The poorly differentiated individual achieves his sense of meaning based on what others think of him or her. He or she will state opinions and positions based on what they perceive others want to hear. He or she will, by and large, live in fused and tension- riddled relationships and suffer from great anxiety, both their own and those of the other members of the family.

 

Obviously, levels of differentiation exist on a continuum. As you move up the ladder of differentiation, you are less reactive to the anxiety and reactivity of those around you and more comfortable in your own skin.

 

Bowen’s great posit is that our children’s levels of differentiation is more or less at the level which we parents are when we bring them into the world. The “kick in the teeth” we get from our kids as they enter their teenage years is as painful as it is because it is often a mirror for our own selves and the level of differentiation we have reached.

 

Hence, as we as individuals work on our own character and seek to better ourselves, in an almost metaphysical way, we elevate our children and gift them with the ability to stand stronger in their own selves and interact more effectively in relationships.

 

I actually have  a friend who told me something brilliant.

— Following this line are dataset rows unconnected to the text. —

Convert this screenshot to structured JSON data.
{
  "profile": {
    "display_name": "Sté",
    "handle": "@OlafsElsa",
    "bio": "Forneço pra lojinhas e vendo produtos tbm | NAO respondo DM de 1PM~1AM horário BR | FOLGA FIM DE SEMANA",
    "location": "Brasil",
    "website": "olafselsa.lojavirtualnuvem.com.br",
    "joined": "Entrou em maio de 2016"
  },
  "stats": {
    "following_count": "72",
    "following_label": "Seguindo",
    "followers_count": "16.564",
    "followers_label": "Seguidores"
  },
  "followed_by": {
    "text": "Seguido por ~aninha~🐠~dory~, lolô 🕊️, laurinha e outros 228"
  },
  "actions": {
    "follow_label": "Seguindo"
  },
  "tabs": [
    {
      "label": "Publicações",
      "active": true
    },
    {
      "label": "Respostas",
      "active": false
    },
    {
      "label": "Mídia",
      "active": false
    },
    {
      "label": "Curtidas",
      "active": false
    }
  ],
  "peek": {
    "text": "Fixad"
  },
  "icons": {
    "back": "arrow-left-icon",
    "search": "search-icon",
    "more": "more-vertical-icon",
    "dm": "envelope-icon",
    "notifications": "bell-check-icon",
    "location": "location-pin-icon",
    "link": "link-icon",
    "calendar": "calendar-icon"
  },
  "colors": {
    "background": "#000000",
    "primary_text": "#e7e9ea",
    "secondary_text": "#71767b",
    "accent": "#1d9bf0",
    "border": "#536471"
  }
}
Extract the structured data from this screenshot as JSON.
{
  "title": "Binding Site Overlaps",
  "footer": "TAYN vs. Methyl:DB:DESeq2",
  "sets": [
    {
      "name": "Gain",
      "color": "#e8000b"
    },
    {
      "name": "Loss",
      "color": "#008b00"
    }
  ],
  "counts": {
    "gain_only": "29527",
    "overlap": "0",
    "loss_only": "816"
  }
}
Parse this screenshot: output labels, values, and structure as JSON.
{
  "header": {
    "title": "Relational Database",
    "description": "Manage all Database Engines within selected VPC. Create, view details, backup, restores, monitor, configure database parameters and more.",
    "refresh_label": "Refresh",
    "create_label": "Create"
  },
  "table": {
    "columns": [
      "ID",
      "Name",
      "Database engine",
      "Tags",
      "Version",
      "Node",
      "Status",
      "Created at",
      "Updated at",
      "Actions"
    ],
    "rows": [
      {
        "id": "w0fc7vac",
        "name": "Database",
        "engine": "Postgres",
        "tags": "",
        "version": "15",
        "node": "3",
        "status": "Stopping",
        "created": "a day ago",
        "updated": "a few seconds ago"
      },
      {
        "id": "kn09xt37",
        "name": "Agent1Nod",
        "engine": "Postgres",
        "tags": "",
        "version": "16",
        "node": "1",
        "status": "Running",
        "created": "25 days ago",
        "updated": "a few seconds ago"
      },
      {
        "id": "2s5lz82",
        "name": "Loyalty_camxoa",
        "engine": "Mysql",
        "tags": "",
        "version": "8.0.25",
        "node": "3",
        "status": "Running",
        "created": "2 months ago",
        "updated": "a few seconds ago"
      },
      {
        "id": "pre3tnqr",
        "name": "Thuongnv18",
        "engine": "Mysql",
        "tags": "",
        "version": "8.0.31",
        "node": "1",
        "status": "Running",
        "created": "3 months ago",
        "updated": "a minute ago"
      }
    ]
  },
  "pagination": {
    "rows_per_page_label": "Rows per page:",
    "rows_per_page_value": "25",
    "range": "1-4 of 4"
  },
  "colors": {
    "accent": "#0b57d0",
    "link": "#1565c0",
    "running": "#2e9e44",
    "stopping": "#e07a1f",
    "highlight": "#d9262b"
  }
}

He said that whenever he saw some character trait in his children which he felt pertinent that the child change, as opposed to lecturing the child, he would study his own character and perfect that deficiency within himself. Only then would he address his child.

 

So, in summary, as the first crucial step, we as parents have to recognize that having children comes with the commitment to grow as people. It comes with a sacred mandate to work on ourselves and our character. In doing so, we offer our children the very greatest gift that we can: our most empowered selves that elevate those around us and gift them with the ability to choose more wholesomely and personally.